C’est le début d’un processus difficilement réversible à court et à moyen terme. Il est inutile de faire semblant de croire à une quelconque solution espérant mettre un terme à ces exodes collectifs. Ces « populations déracinées de force » fuient des sociétés tellement déstructurées qu’elles y étaient étrangères chez elles avant de le devenir chez nous. On oublie bien souvent que le Proche et le Moyen-Orient constituent une immense région où les déplacements internes, les mouvements forcés de populations, la présence d’immigrés surexploités et de « réfugiés » indésirables sont les plus importants du monde.

Dans ces pays, des millions de personnes sans droits sont exposées à la violence, à l’exclusion et au racisme ethnique, politique et confessionnel, et elles n’y ont le choix qu’entre le silence, la conversion ou le départ. Un seul exemple. Près de 800 000 Syriens au Liban. S’est-on demandé un seul instant ce que cela pouvait représenter pour ce petit pays ? Eh bien ceci : c’est comme si la France, du jour au lendemain, était dans l’obligation d’accueillir 12 millions de « réfugiés ». On peut multiplier les situations et les processus forts similaires qui ont cours dans cette région.

L’absolue indifférence

Ces populations qui viennent frapper à nos portes comme l’ont fait des millions d’Européens qui ont fui la famine, les guerres et les persécutions confessionnelles du XVIIe au XXsiècle ne peuvent pas s’adresser à leurs voisins pour obtenir sécurité et protection.

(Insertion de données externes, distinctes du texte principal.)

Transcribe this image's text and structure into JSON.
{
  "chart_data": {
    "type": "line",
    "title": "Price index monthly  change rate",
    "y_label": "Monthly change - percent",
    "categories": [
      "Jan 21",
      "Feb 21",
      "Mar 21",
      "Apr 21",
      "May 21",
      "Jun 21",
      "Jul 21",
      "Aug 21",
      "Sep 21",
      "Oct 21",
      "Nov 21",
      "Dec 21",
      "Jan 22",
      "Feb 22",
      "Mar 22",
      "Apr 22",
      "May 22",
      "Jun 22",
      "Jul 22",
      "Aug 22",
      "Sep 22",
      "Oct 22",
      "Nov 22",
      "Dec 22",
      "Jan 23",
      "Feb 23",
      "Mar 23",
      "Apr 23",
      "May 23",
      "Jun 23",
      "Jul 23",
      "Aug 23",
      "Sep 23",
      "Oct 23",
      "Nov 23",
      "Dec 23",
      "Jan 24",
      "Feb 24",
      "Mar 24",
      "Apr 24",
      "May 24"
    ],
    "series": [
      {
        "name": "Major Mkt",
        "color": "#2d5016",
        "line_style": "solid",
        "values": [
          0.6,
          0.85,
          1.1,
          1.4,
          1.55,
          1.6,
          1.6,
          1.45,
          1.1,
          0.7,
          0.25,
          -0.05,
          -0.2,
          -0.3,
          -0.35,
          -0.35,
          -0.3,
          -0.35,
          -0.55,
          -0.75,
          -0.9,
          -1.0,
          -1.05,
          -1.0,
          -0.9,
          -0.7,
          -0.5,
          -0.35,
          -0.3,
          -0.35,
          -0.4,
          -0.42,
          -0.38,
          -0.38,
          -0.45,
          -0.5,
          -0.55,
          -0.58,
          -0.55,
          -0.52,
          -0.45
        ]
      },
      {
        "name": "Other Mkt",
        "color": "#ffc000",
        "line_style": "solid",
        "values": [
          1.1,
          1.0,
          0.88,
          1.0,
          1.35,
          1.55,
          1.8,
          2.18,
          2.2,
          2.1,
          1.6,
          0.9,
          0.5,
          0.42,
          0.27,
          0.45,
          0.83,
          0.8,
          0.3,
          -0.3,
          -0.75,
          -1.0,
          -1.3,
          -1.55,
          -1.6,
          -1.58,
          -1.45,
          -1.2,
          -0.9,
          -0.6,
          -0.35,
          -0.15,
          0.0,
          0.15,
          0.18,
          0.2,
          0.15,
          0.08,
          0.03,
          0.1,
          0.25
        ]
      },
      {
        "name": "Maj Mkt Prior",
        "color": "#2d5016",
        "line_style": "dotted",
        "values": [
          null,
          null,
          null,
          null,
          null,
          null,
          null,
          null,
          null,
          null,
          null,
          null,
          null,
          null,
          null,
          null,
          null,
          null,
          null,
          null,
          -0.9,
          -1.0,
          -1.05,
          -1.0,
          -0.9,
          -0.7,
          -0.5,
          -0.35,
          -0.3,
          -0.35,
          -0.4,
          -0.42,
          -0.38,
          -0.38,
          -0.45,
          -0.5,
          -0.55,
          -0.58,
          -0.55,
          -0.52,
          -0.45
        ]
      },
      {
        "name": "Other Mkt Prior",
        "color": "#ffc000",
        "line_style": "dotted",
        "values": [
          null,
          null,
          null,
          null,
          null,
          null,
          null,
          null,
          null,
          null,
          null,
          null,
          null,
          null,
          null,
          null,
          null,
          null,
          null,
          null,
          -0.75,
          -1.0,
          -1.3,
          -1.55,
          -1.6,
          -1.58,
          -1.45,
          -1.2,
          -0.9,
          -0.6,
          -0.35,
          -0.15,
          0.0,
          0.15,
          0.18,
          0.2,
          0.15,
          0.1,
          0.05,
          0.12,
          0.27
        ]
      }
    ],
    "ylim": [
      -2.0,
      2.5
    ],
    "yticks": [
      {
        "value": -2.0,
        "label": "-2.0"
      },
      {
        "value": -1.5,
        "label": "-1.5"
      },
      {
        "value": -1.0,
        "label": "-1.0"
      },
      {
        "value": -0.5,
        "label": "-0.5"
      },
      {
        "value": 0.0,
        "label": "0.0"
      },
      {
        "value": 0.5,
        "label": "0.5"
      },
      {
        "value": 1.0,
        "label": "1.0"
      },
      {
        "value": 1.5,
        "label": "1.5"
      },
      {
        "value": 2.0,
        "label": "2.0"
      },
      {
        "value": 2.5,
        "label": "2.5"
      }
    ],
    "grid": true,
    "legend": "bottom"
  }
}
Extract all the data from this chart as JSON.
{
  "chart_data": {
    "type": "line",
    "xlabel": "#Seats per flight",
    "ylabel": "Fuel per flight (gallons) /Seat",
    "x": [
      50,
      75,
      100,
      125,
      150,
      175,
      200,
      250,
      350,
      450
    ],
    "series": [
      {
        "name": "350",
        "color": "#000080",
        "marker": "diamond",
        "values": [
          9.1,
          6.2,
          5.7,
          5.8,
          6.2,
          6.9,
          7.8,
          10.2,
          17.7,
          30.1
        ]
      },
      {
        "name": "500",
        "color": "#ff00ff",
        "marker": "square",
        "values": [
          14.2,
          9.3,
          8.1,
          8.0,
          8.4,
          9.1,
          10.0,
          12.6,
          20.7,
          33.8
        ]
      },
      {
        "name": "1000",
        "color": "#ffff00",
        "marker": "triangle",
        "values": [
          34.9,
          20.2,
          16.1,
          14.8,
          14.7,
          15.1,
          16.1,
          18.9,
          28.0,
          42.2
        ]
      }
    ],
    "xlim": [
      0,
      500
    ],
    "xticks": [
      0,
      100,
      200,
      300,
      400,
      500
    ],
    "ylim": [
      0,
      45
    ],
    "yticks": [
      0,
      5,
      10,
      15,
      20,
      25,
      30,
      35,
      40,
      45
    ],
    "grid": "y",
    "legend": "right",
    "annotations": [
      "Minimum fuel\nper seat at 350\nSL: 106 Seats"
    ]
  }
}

Aucun pays arabe ou musulman de la région ne possède de droit d’asile et cinq pays arabes seulement ont signé la convention de Genève sur les réfugiés (le Maroc, l’Algérie, la Tunisie, l’Egypte et le Yémen) sans qu’aucun ne soit volontairement en mesure d’accueillir dignement ses « frères » musulmans.

Et l’absolue indifférence de la « rue arabe » (pur fantasme d’intellectuel européen) face à ces multiples tragédies qui touchent directement ou indirectement d’innombrables foyers signe, à n’en point douter, une immense fatigue sociale de ces peuples frappés par une répétition sans fin du malheur.

Comment avons-nous pensé que nous serions à l’abri des soubresauts de mondes défaits ou en train de se défaire par une conjugaison mortelle d’interventions étrangères et de haine de soi qu’incarne avec horreur l’Etat islamique ?

Comment avons-nous pu imaginer que la mondialisation ne concernerait que la circulation des marchandises, de l’argent, des idées, des migrants (dans une certaine limite), mais que nous serions épargnés par la violence d’Etat ou par la violence religieuse de groupes totalitaires, sous prétexte qu’elles s’exercent à quelques milliers de kilomètres de l’Union européenne ?

L’Europe n’a plus le choix. Les discours virils, identitaires ou sollicitant un accueil sans limite vont très vite se heurter à des réalités politiques, sociologiques, démographiques et économiques objectives. Ces nouveaux phénomènes exigent, aujourd’hui plus que jamais, que nous repensions nos conceptions de l’intégration sociale et culturelle ainsi que de l’asile et de la protection collective.

Nous nous acheminons vers de nouvelles figures du migrant et du réfugié, dont les anciens schèmes de perception ont du mal à rendre compte. Il ne suffit plus de se demander combien il faut en accueillir. Il s’agit désormais de nous demander ce que ces nouveaux entrants font à nos catégories d’entendement national, dans le mouvement même par lequel nous leur portons secours.

Smaïn Laacher est professeur de sociologie à l’université de Strasbourg.